I remember when I suddenly realised that it was the same choir that was on 'The Roaring Silence' by Manfred Mann's Earth Band.. it was sort of like 'Duhhh!'. Up until then I'd thought the mellotron was just a string/flute machine. The choir tapes were introduced with the M400 (mark 4, in effect).
I actually bought the Roland M-VS1 (and thereby started building my studio) on the strength of its M400 choir. 'This is my truth, tell me yours' by the Manic Street Preachers used it too in preference to the real thing.
After a while I began to hear the loops and flaws in it, so around January this year, I decided to get something better - the official Mellotron sample CD, containing each note of each tape.

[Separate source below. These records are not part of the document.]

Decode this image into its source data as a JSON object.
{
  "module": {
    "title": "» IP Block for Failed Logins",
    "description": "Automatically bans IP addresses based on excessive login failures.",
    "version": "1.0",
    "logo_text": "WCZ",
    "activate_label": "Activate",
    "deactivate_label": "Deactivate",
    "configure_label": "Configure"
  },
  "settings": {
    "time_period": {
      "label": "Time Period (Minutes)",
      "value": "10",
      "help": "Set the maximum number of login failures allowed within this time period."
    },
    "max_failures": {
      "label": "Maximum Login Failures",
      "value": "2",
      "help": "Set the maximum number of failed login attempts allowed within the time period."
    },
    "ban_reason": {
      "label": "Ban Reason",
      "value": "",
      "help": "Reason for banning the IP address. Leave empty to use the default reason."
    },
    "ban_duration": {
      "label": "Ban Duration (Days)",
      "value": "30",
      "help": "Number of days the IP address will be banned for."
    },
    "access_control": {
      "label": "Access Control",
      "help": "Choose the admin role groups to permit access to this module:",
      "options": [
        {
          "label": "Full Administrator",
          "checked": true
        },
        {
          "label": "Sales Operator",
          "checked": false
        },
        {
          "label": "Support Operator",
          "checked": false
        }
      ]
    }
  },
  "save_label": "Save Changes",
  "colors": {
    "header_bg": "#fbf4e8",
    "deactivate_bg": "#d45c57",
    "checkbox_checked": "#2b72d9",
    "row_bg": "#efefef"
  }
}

I suppose I could have bought an AKAI sampler to load it into, but I decided to make my own from a spare PC. It runs in DOS and the entire playback software is a 26k .COM file, all my own work
Once I'd got the MIDI implementation stable enough to work from sequencer control, it sounded like this:
Then there's this (yes, it's done on tape with tape echo and spring reverb. The dialogue in the middle was digitally composited though):
This song has all three cardinal sounds, the classic 'three violins' (recorded in Harry Chamberlin's bedroom in the mid 1950s), the flutes (from the MVS-1 in this case, the flutes are a bit hard to tune) and finally the M400 choir, soaked in reverb as it should be.
I don't think anyone has mentioned the Chamberlin yet. This was the original design that the Streetly Mellotron was poached from. Unlike the Mellotron with its 8-second tapes, the Chamberlin used loops and therefore could be held indefinitely.
Since the Mellotron sample disk came with the Chamberlin tapes as well, I used the female choir in the end of the score for this too:
(starts around 2:02)
Now, the Optigan and its professional sibling the Orchestron are interesting too, although rarer and somewhat lower fidelity than the 'tron. These are the machines that use optical playback (hence the name 'OPTIcal orGAN' of celluloid disks with the sounds encoded like a film soundtrack. Apparently people mess with the sounds by photocopying the disks onto OHP transparencies and drawing on them.
I believe Steve Hackett used it in one of his later albums, and Kraftwerk used the Orchestron choir on 'Radioactivity'. 'Blue Monday' by New Order had the same choir as well, but I think it was a sample from their EMU Emulator.
**EDIT**
Manikin Electronics GMBH make a digital mellotron, which is still horrifically expensive (around £1200). Check it out anyway.. they have a rather nice demo MP3.
http://www.manikin-electronic.com/en/index.html
What most people seem to be using these days is the Gmedia M-TRON softsynth. I might have used it myself except it was out-of-print at the time (seems to have reappeared though) and like my embedded DOS machine, I wanted an appliance that should be switched on and off at will, rather than a Windows installation which requires even more maintenance than a tape deck.